The Network and Information Security (NIS) and the Digital Operational Resilience Act (DORA) are designed to ensure that current corporate cybersecurity practices are effective.

However, the regulations’ potential impact may be muted without third-party input.

The big emphasis is on the continuous measurement of the effectiveness of cybersecurity regulations.

Businesses, large and small, increasingly rely on their digital infrastructure to get work done. Technology provides them with the ability to connect with clients, customise products, enhance the customer journey, and differentiate themselves from competitors.

All systems under attack

However, it also means that their digital infrastructure is constantly under attack. In fact, cybercrime is expected to cost the world $9.5tr in 2024 and its impact will grow by 15% during the next two years and reach $10.5tr in damages in 2025, according to Cybersecurity Ventures.

Even the world’s most sophisticated cybersecurity entities are attacked.

As evidence, a hacker breached a payroll system used by the UK’s Ministry of Defence. The outsiders gained access to the names and banking details of current and some past armed forces members.

EU strengthens cybersecurity regulations with new practices

The EU understands that protection needs to improve and, in response, implemented two security standards. The regulations change how organisations treat their cybersecurity infrastructure.

“Risk management is moving away from art to science,” stated Darren Humphries, Group CISO & CTO-Partner at Acora.

NIS’ aim is to create high level, common cybersecurity regulations.
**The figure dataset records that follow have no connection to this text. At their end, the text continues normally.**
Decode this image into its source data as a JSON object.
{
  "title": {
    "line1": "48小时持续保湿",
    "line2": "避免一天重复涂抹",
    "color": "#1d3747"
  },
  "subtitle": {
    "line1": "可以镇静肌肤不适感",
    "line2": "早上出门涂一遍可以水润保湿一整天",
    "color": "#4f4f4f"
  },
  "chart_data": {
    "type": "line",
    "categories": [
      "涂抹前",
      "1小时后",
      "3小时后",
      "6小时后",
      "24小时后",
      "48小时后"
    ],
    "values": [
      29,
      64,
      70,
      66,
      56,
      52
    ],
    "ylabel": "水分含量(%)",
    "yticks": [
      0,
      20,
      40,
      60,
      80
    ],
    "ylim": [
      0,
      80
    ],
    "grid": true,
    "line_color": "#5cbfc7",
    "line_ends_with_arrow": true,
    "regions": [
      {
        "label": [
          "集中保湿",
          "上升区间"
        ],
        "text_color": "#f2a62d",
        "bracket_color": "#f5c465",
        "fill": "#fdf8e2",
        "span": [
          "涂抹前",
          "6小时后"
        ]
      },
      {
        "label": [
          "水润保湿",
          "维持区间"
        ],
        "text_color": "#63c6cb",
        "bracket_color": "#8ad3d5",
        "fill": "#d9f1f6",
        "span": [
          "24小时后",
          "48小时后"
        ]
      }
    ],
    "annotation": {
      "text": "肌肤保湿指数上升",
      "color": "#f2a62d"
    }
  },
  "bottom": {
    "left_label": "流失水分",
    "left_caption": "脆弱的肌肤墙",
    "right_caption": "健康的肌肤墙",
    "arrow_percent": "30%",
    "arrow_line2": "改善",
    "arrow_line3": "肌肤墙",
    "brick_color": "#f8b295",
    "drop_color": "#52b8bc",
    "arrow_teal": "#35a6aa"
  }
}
The specification strengthens system security requirements, addresses supply chain security, streamlines reporting, and introduces stringent supervisory measures that may result in sanctions.

In January 2023, businesses were given 21 months, until October 2024, to put compliant measures in place.

DORA mandates the establishment of periodic digital operational resilience testing capabilities and requires the implementation of management systems to monitor and report significant ICT-based incidents to the relevant authorities.

This comprehensive approach strengthens the IT security of financial entities such as banks, insurance companies, and investment firms. The goal is for their systems to remain resilient in the event of any severe disruption.

Three European Supervisory Authorities – the European Banking Authority (EBA), the European Insurance and Occupational Pensions Authority (EIOPA) and the European Securities and Markets Authority (ESMA) – began creating the standard.

They established mandatory incident reporting requirements for financial firms to report significant cyber incidents and breaches to relevant authorities. The standard also encourages cooperation and information sharing among financial entities and regulators to respond effectively to cybersecurity threats.

However, not all types of assessments are effective. “Self-attestation is really not working,” Darren noted. The MOD breach occurred in part because the government agency accepted self-service attestation from their suppliers. A better option is to have a third-party cybersecurity specialist evaluate the processes.

What this means for businesses

The threat landscape continually becomes more menacing. Corporations, especially those in the financial services industry, need to become more proactive in closing potential security holes.

EU cybersecurity regulations are prodding enterprises to do so, but they need to do so while leaning on third-party specialists and not just examining their own systems.

Corporations need to ensure that they protect network transactions. They need to understand what these regulations entail and then put business processes in place to comply with them and how third-party input minimises the chance of oversights.